En fait, malgré la marque de servilité et ses intentions remarquables, sa compétence juridique n’est pas exactement définie, elle ne répond pas à un cadre juridique préalablement tracé et précis. Ce Comité se limite uniquement à énoncer les principes de libertés et de droit de l’homme, en voulant éviter sans doute de révéler l’orientation politique et idéologique qu’il veut assigner à l’avance aux Etats. Il a préféré laisser à l’appréciation des seuls juges qu’il nomme pour décider dans les litiges sur la base référentielle des jurisprudences de la Communauté Européenne et de la CEA.

Il a fini par créer un chevauchement des compétences avec les organes de l’U A et celles de l’ONU. Il ne possède aucun pouvoir de droit pénal, si ce n’est que le pouvoir d’agir par des incitations et sanctions à travers les pays membres et un fonds commun de dépôt qu’il utilise à des fins de sanctions.

En bref, l’activisme et surtout le dessein de ce Comité nous laisse envisager l’assurance dans la relève de la Françafrique et de la garantie de la présence et du maintien aussi de la main agissante de la France et de l’impérialisme sur cette partie de l’Afrique, d’autant que la France de par son passé colonial et le rejet de sa présence qui s’amplifie, rentre dans une spirale de reniement dans le continent. Elle comptera sur sa « 5ème colonne ».

Cette organisation, si elle veut être constructive, devrait prendre exemple et tirer des leçons sur la constitution évolutive des grands ensembles qui ne se réalisent pas à coups de sanctions mais de négociations et d’échanges. En tout cas pas au détriment de la souveraineté de chaque Etat et le respect de chaque entité nationale pour consolider progressivement leur union.
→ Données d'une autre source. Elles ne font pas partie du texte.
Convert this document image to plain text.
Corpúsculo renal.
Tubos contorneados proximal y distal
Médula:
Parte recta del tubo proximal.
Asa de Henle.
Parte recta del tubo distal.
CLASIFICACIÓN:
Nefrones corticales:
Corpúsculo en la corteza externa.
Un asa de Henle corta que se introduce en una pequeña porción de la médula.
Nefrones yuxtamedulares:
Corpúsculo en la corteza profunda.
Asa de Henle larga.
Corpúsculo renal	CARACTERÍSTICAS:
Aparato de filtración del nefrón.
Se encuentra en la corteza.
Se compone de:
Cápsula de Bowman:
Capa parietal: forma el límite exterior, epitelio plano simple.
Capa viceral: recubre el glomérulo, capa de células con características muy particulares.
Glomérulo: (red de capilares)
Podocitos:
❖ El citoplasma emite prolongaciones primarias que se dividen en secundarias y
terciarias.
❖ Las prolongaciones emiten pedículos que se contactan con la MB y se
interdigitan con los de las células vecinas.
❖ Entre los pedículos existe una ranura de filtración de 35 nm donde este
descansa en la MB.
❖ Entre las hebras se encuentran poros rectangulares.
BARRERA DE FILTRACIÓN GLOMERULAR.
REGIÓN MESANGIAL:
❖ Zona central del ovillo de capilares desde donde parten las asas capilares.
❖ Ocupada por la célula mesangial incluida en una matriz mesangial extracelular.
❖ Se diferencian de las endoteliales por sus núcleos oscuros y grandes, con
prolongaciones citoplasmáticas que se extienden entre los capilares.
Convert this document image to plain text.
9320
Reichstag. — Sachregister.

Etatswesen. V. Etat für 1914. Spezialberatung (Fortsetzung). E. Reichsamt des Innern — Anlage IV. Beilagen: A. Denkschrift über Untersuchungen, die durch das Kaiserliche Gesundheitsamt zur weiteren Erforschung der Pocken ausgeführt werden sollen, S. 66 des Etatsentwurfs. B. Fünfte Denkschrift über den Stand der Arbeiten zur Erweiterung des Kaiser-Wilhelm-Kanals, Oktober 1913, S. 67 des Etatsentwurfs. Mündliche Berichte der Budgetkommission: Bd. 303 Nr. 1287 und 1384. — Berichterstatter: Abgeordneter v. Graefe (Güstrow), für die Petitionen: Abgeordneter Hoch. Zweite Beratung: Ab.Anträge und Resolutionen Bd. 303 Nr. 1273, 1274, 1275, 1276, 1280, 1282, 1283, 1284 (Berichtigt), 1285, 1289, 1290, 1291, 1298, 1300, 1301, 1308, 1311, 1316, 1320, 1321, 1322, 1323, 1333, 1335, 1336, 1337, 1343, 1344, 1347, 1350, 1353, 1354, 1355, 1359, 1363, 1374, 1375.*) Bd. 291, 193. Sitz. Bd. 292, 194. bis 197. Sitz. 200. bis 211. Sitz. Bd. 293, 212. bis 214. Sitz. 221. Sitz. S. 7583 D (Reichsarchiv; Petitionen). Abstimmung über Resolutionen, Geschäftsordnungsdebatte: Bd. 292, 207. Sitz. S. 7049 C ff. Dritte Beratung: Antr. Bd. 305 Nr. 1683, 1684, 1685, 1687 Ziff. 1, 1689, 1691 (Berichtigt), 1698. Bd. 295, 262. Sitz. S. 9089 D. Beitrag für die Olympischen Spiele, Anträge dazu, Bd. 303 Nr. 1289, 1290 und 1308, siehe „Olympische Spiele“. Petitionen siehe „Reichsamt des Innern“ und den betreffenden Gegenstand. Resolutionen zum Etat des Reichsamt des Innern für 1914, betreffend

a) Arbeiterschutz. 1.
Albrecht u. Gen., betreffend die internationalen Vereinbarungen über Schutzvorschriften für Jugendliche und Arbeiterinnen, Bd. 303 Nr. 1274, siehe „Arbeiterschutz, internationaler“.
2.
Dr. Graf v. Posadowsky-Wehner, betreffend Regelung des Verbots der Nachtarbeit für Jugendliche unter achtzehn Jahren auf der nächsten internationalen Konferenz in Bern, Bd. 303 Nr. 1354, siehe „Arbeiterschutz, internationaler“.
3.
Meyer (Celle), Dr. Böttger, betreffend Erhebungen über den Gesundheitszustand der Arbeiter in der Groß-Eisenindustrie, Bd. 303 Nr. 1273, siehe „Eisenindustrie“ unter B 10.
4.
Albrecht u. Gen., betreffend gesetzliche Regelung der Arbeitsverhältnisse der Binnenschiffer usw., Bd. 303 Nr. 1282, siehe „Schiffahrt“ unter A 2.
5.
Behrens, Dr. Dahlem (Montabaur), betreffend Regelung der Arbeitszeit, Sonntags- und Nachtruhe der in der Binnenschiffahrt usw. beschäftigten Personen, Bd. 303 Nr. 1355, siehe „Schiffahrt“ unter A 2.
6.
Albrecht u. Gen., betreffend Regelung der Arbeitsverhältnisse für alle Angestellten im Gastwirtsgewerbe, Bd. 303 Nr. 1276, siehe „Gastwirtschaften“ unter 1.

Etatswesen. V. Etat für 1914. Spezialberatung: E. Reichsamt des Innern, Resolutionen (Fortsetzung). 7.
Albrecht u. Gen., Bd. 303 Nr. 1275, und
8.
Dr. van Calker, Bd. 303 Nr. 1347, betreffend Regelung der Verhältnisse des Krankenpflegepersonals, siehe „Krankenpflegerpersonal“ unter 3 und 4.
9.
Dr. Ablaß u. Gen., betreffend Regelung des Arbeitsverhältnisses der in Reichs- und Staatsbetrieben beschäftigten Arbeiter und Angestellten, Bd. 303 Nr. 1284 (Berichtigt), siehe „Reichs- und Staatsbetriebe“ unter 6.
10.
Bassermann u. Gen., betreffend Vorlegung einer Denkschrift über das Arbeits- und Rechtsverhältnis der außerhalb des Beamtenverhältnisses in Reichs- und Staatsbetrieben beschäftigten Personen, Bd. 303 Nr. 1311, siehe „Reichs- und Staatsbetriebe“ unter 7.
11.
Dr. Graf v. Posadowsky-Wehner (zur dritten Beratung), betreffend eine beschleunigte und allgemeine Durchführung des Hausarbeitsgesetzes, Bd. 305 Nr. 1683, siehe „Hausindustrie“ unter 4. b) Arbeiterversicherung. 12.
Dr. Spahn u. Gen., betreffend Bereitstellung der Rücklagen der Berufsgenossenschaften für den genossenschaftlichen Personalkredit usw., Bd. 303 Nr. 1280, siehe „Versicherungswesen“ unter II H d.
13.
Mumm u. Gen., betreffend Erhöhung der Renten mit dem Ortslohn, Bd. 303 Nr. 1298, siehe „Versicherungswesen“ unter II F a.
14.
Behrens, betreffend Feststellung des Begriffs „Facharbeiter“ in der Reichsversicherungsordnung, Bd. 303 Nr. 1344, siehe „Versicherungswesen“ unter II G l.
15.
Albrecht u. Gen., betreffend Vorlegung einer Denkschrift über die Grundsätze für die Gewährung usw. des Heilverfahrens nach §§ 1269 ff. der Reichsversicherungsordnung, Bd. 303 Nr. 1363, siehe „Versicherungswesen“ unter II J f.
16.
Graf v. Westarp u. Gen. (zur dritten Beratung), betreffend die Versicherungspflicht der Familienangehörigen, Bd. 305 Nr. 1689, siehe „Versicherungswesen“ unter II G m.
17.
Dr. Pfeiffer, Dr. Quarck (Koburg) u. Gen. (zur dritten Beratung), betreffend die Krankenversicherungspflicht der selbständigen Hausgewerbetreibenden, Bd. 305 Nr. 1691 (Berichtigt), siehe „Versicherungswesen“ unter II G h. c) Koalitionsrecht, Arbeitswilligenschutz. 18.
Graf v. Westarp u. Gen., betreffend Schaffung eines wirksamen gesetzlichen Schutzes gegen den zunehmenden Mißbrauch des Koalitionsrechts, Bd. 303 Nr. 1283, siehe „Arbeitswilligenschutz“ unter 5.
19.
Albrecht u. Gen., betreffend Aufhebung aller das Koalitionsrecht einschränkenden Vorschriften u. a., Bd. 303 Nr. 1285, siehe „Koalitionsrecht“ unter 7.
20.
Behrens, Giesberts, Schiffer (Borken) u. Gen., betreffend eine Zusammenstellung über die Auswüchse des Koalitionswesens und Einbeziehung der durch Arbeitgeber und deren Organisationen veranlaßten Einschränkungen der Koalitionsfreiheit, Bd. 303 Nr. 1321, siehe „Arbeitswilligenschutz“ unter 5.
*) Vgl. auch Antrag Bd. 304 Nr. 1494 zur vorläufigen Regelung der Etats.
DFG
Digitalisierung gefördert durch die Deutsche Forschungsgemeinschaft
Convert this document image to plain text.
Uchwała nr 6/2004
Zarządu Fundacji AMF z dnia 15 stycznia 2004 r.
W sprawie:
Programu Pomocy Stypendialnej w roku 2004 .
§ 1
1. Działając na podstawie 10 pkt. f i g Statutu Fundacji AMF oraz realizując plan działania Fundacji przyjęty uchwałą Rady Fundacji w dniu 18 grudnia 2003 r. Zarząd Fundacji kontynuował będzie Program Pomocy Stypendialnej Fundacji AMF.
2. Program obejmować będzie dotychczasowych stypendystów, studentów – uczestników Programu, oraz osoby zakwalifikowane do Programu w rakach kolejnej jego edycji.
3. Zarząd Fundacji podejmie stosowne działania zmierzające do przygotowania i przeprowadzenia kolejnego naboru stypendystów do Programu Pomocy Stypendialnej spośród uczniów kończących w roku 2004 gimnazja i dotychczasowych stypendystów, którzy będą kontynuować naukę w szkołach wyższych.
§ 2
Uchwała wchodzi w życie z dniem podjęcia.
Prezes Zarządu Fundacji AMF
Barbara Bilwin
La CEDEAO a connu déjà des fissures par le retrait de la Mauritanie qui préfère vouer son action à la construction du L’UMA, suivant l’exemple de l’Algérie qui a refusé de porter son adhésion. Le Maroc a récemment rejoint l’organisation ; la Guinée a été sanctionnée par la CEDEAO pour fait de coup d’Etat, tant bien que mal les Guinéens n’ont pas vécu de conséquences graves. D’ailleurs ce pays refuse de s’aligner sur les positions de la CEDEAO, concernant le Mali. D’autres pays ont rejoint ou vont la rejoindre.

Des observateurs ont souligné que l’organisation se sent moins concernée par les dérives autoritaires de certains Présidents qui baignent dans le déni et la corruption, qui continuent à se maintenir à vie au pouvoir.

La grande fissure provient tout d’abord du pays concerné : il refuse le dictat de cette organisation tout comme celui de la France et de son armée. Aussi des manifestations à répétition se déroulent dans des contrées maliennes. Le peuple voisin Burkina B. s’est joint à la lutte en soutien du peuple Malien face à la CEDEAO et à leur confrontation à la situation désastreuse sécuritaire. Les forces armées françaises sont nettement ciblées. Elles sont accusées de vouloir faire du sur place et d’entretenir leur présence dans les pays membres de la CEDEAO et notamment au Mali, au Burkina Faso et au Niger. Contre une situation qui perdure ces peuples ne sont pas près à baisser les bras. Le mouvement de contestation ira en s’amplifiant à d’autres contrées et à d’autres peuples. La solidarité internationale doit se manifester avec nos frères Maliens, Bourkina B., Nigériens. Il semble que nous assistons à un deuxième éveil africain, celui de la prise en compte de son destin face aux menaces en tout genre et que beaucoup d’enjeux mondiaux se dénoueront demain en Afrique.